The authors declare to have no competing interest.

Authors’ Contributions

Ruben Rene Gonzalez-Perez and Danielle Daley-Brown were involved in the study design and manuscript preparation. Danielle Daley-Brown was also involved in cell cultures, invasion assays, HSCORE determinations, and IHC, WB, and PCR analyses of NILCO and targets. Gabriela Oprea-Iles performed HSCORE, IHC, and pathological analyses of tissue samples. Alexander Quarshie performed the statistical analysis and interpretation of data. Kiara T. Vann was involved in IHC and HSCORE determinations. Viola Lanier was involved in real-time PCR analyses. Pierre V. Candelaria performed ELISA analyses and interpreted data. Regina Lee and Roland Pattillo were involved in the collection of patient samples and data interpretation.

Acknowledgments

The authors want to thank Mister Herschel Brown for his contribution in preparing figures, HSCORE determinations, and proofreading the manuscript.
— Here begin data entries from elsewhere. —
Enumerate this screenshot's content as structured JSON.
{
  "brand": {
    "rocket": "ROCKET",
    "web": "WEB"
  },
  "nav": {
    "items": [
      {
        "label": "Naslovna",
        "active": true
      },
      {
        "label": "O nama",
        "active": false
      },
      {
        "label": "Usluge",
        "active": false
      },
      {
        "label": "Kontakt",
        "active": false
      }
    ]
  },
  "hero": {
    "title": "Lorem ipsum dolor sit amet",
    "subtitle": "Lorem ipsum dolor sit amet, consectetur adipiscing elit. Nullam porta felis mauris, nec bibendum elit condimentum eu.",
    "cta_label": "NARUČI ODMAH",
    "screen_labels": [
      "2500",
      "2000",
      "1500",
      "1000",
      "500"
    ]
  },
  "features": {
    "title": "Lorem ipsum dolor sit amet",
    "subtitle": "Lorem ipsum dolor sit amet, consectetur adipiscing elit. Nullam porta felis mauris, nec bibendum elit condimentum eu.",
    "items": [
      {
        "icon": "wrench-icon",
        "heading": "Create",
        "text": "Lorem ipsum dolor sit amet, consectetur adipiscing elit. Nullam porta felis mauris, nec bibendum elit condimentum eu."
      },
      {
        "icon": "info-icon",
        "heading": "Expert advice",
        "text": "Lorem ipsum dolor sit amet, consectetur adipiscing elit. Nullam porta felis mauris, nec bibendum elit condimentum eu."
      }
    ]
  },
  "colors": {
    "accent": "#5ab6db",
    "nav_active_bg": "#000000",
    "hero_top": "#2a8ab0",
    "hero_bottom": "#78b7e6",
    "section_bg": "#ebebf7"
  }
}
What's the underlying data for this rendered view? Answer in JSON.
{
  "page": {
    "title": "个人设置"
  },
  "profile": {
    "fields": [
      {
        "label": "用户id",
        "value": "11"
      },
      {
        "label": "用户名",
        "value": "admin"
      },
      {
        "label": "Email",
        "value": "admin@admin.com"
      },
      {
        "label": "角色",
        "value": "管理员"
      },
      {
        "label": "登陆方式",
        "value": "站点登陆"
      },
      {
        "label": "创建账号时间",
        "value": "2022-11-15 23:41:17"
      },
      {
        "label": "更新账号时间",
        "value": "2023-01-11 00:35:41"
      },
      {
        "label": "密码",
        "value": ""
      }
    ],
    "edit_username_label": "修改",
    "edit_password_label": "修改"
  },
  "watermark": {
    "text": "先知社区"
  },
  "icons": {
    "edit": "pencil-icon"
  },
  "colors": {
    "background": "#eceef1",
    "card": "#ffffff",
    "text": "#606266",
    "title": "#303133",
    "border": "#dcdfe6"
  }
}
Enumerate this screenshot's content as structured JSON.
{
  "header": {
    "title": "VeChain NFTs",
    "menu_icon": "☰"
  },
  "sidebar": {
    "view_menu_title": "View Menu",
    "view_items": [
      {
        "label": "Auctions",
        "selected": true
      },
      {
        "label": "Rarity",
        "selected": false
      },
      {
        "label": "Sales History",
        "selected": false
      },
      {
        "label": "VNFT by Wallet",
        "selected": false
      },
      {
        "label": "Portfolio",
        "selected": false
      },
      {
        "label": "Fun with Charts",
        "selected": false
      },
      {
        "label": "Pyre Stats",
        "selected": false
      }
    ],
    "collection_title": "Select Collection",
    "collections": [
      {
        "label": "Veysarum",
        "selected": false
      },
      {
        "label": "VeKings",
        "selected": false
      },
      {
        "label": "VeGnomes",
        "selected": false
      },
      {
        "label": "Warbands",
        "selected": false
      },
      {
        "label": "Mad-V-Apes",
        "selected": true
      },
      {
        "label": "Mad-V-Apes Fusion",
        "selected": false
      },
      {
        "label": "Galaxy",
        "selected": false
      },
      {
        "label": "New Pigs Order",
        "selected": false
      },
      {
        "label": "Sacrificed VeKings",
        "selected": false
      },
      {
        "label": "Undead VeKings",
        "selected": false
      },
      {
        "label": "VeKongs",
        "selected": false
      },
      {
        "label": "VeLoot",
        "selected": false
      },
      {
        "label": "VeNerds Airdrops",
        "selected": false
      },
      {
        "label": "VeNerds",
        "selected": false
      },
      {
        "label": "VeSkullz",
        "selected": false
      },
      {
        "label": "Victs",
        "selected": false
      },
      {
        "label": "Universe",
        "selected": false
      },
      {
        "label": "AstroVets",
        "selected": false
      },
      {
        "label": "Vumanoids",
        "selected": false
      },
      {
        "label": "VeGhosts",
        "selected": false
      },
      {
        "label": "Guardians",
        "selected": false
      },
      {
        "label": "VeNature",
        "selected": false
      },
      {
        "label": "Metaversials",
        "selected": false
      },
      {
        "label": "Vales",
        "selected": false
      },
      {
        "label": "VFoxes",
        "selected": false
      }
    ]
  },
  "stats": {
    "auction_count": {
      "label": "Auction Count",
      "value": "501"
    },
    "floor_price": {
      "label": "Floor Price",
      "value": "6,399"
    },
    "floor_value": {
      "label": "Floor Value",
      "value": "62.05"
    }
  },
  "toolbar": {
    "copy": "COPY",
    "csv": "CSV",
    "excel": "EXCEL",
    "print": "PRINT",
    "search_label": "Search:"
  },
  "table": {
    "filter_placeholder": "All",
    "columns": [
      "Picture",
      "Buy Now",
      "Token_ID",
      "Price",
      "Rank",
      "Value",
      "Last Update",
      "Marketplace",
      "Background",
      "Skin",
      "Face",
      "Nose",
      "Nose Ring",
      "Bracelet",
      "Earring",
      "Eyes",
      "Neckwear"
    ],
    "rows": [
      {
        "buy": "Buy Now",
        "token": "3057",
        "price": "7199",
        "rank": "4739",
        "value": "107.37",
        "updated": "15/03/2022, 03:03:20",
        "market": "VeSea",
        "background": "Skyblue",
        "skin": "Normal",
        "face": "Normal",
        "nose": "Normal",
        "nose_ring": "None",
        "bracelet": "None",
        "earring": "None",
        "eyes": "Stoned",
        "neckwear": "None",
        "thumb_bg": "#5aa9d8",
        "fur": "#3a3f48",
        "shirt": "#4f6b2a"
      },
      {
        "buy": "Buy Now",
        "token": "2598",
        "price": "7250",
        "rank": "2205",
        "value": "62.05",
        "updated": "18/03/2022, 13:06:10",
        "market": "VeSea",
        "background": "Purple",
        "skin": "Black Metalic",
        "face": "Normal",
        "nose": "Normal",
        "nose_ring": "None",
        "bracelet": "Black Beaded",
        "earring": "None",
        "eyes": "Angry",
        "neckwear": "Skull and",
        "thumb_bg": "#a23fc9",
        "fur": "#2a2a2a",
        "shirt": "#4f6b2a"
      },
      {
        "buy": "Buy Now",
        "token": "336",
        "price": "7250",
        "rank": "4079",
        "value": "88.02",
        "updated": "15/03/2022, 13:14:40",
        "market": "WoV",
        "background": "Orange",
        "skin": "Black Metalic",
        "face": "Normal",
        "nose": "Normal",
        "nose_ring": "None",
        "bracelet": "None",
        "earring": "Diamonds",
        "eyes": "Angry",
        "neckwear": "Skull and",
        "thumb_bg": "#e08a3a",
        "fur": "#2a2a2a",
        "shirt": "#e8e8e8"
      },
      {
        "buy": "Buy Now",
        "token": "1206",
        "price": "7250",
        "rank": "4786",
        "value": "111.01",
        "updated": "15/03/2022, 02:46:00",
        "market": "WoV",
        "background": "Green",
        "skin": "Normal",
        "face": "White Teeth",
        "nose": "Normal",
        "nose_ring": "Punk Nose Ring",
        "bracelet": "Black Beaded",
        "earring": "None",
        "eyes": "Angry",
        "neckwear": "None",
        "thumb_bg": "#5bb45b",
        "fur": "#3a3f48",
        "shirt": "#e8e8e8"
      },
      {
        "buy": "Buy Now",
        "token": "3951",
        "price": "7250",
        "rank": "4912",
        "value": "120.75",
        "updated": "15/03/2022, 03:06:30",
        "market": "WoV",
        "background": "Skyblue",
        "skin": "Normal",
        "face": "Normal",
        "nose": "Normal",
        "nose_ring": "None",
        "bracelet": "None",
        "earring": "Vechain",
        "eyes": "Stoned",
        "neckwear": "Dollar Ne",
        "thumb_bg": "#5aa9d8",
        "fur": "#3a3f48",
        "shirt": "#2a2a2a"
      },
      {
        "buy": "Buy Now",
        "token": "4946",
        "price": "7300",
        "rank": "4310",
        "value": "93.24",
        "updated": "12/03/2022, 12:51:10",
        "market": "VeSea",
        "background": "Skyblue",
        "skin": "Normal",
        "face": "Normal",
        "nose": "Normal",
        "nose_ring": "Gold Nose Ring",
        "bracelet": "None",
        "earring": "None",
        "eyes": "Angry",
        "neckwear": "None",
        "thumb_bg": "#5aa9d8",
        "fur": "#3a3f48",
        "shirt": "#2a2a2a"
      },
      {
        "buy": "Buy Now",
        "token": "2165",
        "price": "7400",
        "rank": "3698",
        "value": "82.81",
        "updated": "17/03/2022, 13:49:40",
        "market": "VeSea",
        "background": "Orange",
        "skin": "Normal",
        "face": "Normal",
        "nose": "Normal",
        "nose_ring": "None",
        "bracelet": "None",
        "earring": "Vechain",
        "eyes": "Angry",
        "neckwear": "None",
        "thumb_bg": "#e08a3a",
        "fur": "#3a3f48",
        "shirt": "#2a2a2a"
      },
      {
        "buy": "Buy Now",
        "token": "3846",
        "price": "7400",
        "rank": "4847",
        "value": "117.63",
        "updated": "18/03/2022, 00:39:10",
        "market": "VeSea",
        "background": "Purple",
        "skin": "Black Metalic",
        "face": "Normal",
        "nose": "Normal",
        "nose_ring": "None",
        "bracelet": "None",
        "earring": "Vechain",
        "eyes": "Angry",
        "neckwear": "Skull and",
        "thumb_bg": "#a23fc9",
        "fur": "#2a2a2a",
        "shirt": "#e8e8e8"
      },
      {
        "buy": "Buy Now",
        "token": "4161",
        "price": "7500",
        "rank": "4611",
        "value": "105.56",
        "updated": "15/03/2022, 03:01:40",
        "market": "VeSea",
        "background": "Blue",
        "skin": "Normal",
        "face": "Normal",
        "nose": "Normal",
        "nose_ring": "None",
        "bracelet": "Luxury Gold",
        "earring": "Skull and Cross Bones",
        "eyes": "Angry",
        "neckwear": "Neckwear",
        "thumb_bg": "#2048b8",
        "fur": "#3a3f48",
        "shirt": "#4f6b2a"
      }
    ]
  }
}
This work was supported by the National Cancer Institute at the National Institutes of Health (1R41 CA183399-01A1 and 5U54 CA118638 to Ruben Rene Gonzalez-Perez and S21 MD000101, 5G12 MD0076021, G12 RR026250-03, NIH RR03034, and 1C06 RR18386 to Morehouse School of Medicine) and the National Institute of General Medical Sciences, National Institutes of Health (5T32HL103104-04 to Danielle Daley-Brown) and Research Initiative for Scientific Enhancement Program (RISE 5R25 GM058268 to Viola Lanier), and the Congressionally Directed Medical Research Programs-Department of Defense (CDMRP DOD W81XWH-13-1-0382 to Ruben Rene Gonzalez-Perez).